Senior Data Engineer
Senior Data Engineer (12+ Years Experience)
Role Summary
We are seeking a seasoned Senior Data Engineer with 12+ years of experience in designing, building, and managing scalable data pipelines and architectures. The role requires deep expertise in modern data engineering practices, cloud platforms, and enterprise-grade data solutions to support analytics, reporting, and strategic decision-making.
Key Responsibilities
ETL/ELT Development: Design, build, and maintain robust ETL/ELT pipelines to ingest, transform, and deliver data from diverse sources.
Data Lake & Warehouse Design: Architect and implement scalable data lakes and warehouses to support analytics and BI workloads.
System Optimization: Optimize data processing frameworks for performance, scalability, and cost efficiency.
Data Security: Implement security best practices, encryption, and role-based access controls.
Data Governance: Ensure compliance with governance frameworks, data lineage, and quality standards.
Collaboration: Work closely with data scientists, analysts, and business stakeholders to deliver reliable data solutions.
Automation & CI/CD: Integrate DevOps practices for automated deployment and monitoring of data pipelines.
Mentorship: Provide technical guidance and mentorship to junior engineers, fostering a culture of excellence.
Required Skills
Programming Expertise: Advanced proficiency in Python, Scala, and/or Java for data engineering tasks.
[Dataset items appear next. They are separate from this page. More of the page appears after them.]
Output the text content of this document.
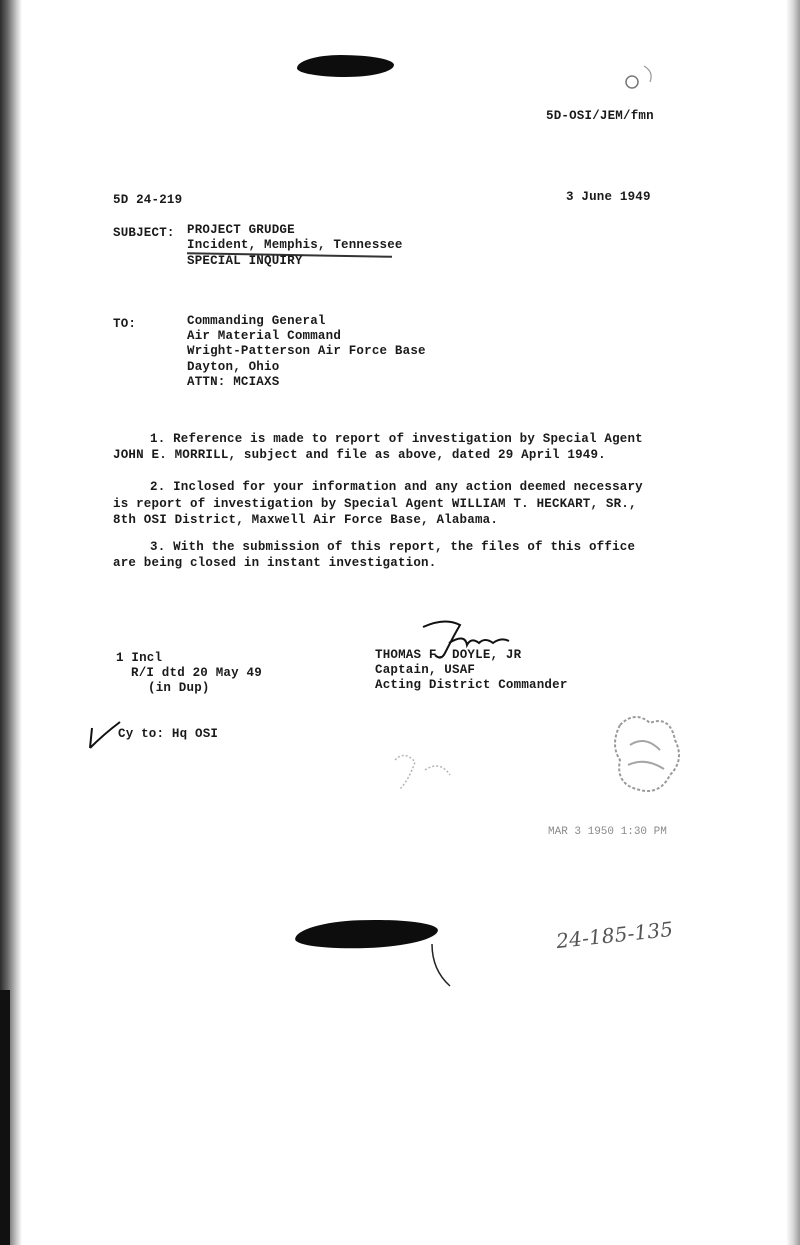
5D-OSI/JEM/fmn
5D 24-219	3 June 1949
SUBJECT: PROJECT GRUDGE
Incident, Memphis, Tennessee
SPECIAL INQUIRY
TO:	Commanding General
Air Material Command
Wright-Patterson Air Force Base
Dayton, Ohio
ATTN: MCIAXS
1. Reference is made to report of investigation by Special Agent
JOHN E. MORRILL, subject and file as above, dated 29 April 1949.
2. Inclosed for your information and any action deemed necessary
is report of investigation by Special Agent WILLIAM T. HECKART, SR.,
8th OSI District, Maxwell Air Force Base, Alabama.
3. With the submission of this report, the files of this office
are being closed in instant investigation.
1 Incl
R/I dtd 20 May 49
(in Dup)
THOMAS F. DOYLE, JR
Captain, USAF
Acting District Commander
Cy to: Hq OSI
MAR 3 1950 1:30 PM
24-185-135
Cloud Platforms: Hands-on experience with AWS, Azure, or GCP for building cloud-native data solutions.
Data Architecture: Strong knowledge of data modeling, warehousing, and distributed systems.
Big Data Tools: Experience with Spark, Hadoop, Kafka, or equivalent frameworks.
SQL Mastery: Expertise in writing optimized queries, stored procedures, and performance tuning.
Visualization Support: Ability to prepare curated datasets for BI tools like Power BI or Tableau.
Problem-Solving: Strong analytical and troubleshooting skills for complex data challenges.
Preferred Qualifications
Experience with containerization (Docker, Kubernetes) for data workloads.
Knowledge of real-time streaming architectures (Kafka, Kinesis, Event Hub).
Familiarity with data mesh and lakehouse architectures.
Exposure to machine learning pipelines and advanced analytics integration.
Proven track record of leading enterprise-scale data engineering projects.